Exportations allemandes
"L'Allemagne est prête à fournir le marché français"
Pour Hans-Wilhelm Windhorst, expert avicole à l’Ispa(1), le rythme de croissance de la filière allemande la forcera à exporter davantage.
Réussir Aviculture : Comment jugez-vous les performances techniques des éleveurs allemands ?
Une étude récente menée par l’Ispa auprès d’experts avicoles en Europe et aux Amériques, conclut qu’en oeufs, les Allemands sont très bien placés avec une productivité qui dépasse les 300 oeufs par poule et par an dans les meilleurs élevages. En volaille de chair, les Allemands sont compétitifs sur le poulet léger, mais ils gardent des marges de progrès. Le principal travail technique à mener dans les cinq ans à venir concerne le poulet lourd. En dinde, la performance est très correcte. Les éleveurs se situent dans le tiers supérieur. Mais ces petites lacunes sont bien compensées sur le plan économique par un coût d’abattage performant.

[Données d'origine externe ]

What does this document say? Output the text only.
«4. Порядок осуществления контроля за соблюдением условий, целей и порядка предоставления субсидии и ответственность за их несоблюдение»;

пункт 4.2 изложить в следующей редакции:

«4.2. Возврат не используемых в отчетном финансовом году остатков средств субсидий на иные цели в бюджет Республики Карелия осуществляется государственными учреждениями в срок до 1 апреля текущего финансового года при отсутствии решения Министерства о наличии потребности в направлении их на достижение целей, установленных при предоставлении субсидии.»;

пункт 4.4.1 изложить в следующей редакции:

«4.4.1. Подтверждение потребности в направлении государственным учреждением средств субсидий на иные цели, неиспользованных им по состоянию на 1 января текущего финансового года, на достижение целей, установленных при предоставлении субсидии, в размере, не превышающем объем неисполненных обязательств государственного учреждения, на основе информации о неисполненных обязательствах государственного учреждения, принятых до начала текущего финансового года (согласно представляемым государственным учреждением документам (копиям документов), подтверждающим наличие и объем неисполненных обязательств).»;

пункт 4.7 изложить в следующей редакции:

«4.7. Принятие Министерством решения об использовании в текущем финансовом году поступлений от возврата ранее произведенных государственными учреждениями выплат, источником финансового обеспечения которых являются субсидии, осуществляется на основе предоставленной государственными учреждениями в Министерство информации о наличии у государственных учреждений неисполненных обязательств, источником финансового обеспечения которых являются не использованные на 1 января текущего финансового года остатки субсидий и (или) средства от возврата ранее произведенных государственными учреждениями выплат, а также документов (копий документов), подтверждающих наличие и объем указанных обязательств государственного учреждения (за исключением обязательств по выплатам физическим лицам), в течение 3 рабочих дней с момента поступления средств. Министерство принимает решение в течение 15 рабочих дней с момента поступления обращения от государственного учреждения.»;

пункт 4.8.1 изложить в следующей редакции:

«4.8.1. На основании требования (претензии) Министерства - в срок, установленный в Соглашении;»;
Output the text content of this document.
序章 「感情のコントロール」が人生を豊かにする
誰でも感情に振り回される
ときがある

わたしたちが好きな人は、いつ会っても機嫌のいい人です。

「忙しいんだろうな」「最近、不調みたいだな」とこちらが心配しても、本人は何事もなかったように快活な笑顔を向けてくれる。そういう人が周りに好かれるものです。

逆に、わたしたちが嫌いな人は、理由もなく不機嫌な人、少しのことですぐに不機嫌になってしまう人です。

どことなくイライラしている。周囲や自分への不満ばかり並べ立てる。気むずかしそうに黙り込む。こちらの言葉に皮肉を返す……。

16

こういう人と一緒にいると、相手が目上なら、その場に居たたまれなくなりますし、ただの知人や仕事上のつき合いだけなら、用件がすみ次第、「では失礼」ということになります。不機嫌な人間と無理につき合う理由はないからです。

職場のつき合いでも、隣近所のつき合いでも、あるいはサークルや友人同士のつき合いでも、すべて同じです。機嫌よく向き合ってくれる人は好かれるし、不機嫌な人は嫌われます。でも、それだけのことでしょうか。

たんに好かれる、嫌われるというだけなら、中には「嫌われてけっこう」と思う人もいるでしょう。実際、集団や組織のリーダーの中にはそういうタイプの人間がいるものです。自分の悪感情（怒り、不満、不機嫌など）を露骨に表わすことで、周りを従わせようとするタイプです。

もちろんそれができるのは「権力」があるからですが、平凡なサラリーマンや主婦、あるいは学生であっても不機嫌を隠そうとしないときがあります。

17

Les industriels recherchent de nouveaux éleveurs pour augmenter la production. Avec quelles conséquences ?
Si Rothkötter concrétise son projet à Wietze, ses concurrents ne vont certainement pas rester les bras croisés. La production va encore accélérer et le marché allemand ne pourra pas l’absorber entièrement. Il faudra donc exporter davantage. Les premiers marchés auxquels pense la filière sont à l’est, notamment la Russie, mais aussi à l’ouest : la Grande-Bretagne, les Pays-Bas et la France. La production française diminue parce qu’elle revient trop chère. Il faudra bien que la France se fournisse quelque part pour couvrir ses besoins. La seule question qui se pose est de savoir qui va la livrer. L’Italie ? L’Espagne ? Les Pays-Bas ? Ou l’Allemagne ? L’Allemagne est prête. Elle ne produit peut-être pas de poulet label rouge, mais je ne vois pas de différence de qualité sur le poulet standard, qu’il soit produit par Doux ou par Wiesenhof.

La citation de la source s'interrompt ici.